Photo by Anthony Hershko/TPS on 22 June, 2023

Haifa Airport Expanding to Allow More Int’l Flights

Public By Etgar Lefkovits • 1 January, 2024

Jerusalem, 1 January, 2024 (TPS) -- The airport in the port city of Haifa will be expanded to allow for additional international regional flights in the future, the Transportation Ministry announced.

The government’s decision about the small facility comes as the nearly three-month-old war with Hamas in Gaza has brought foreign tourism in Israel to a near standstill.

The two-year plan to upgrade the airport is intended to offer increased travel opportunities for both Israelis and tourists to regional destinations including Greece, Cyprus and Jordan, Transport Ministry spokesman Avner Ovadia told the Tazpit Press Service on Monday.

The facility was established by the British at a Royal Air Force base in 1934 and was the first international airport in the country.

Ben-Gurion International Airport outside Tel Aviv is the main airport in Israel.

The airport in Haifa, which is limited by the short runway space available, had resumed service to Greece and Cyprus last summer after a four-year hiatus due in part to the coronavirus pandemic, only to have service stopped again following the Oct. 7 Hamas attack from Gaza and the tensions in northern Israel with Hezbollah.

“The development of the airport in Haifa and expansion of its international activity is another stage in the development of the Haifa metropolitan area and the north of Israel especially during these days,” Transportation Minister Miri Regev said in a written statement.

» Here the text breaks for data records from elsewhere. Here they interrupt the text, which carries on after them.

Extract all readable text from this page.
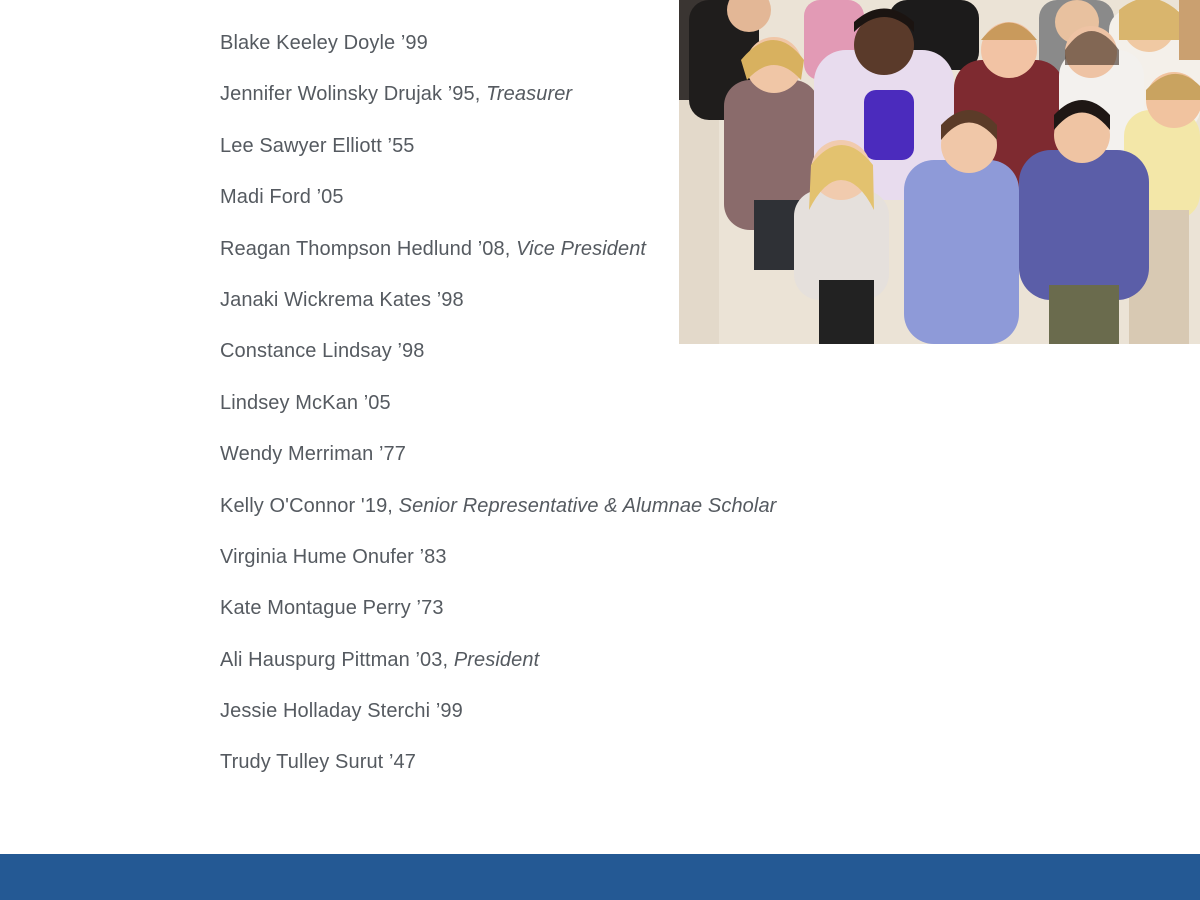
Blake Keeley Doyle ’99
Jennifer Wolinsky Drujak ’95, Treasurer
Lee Sawyer Elliott ’55
Madi Ford ’05
Reagan Thompson Hedlund ’08, Vice President
Janaki Wickrema Kates ’98
Constance Lindsay ’98
Lindsey McKan ’05
Wendy Merriman ’77
Kelly O'Connor '19, Senior Representative & Alumnae Scholar
Virginia Hume Onufer ’83
Kate Montague Perry ’73
Ali Hauspurg Pittman ’03, President
Jessie Holladay Sterchi ’99
Trudy Tulley Surut ’47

The development plan will enable both domestic and regional international flights to operate to and from the northern Israeli airport when security conditions allow it, but will not service transatlantic flights.

Though efforts were made over the years to lengthen the airport’s sole runway, this proved difficult due to the airport’s proximity to Haifa Bay, which is also being used for the seaport, an Israeli Navy base and other marine activities.

The infrastructure plan is intended to both benefit the residents of northern Israel and to make it more accessible for foreign tourists.

Prior to the war in Gaza, Tourism Ministry officials expected a near-record four million visitors to Israel in 2023, only to see tourism collapse over the last three months in the aftermath of the Oct. 7 attack.

Some 4.5 million foreign tourists visited in the record-breaking year of 2019.

About three million tourists came to Israel last year, according to preliminary figures released last month.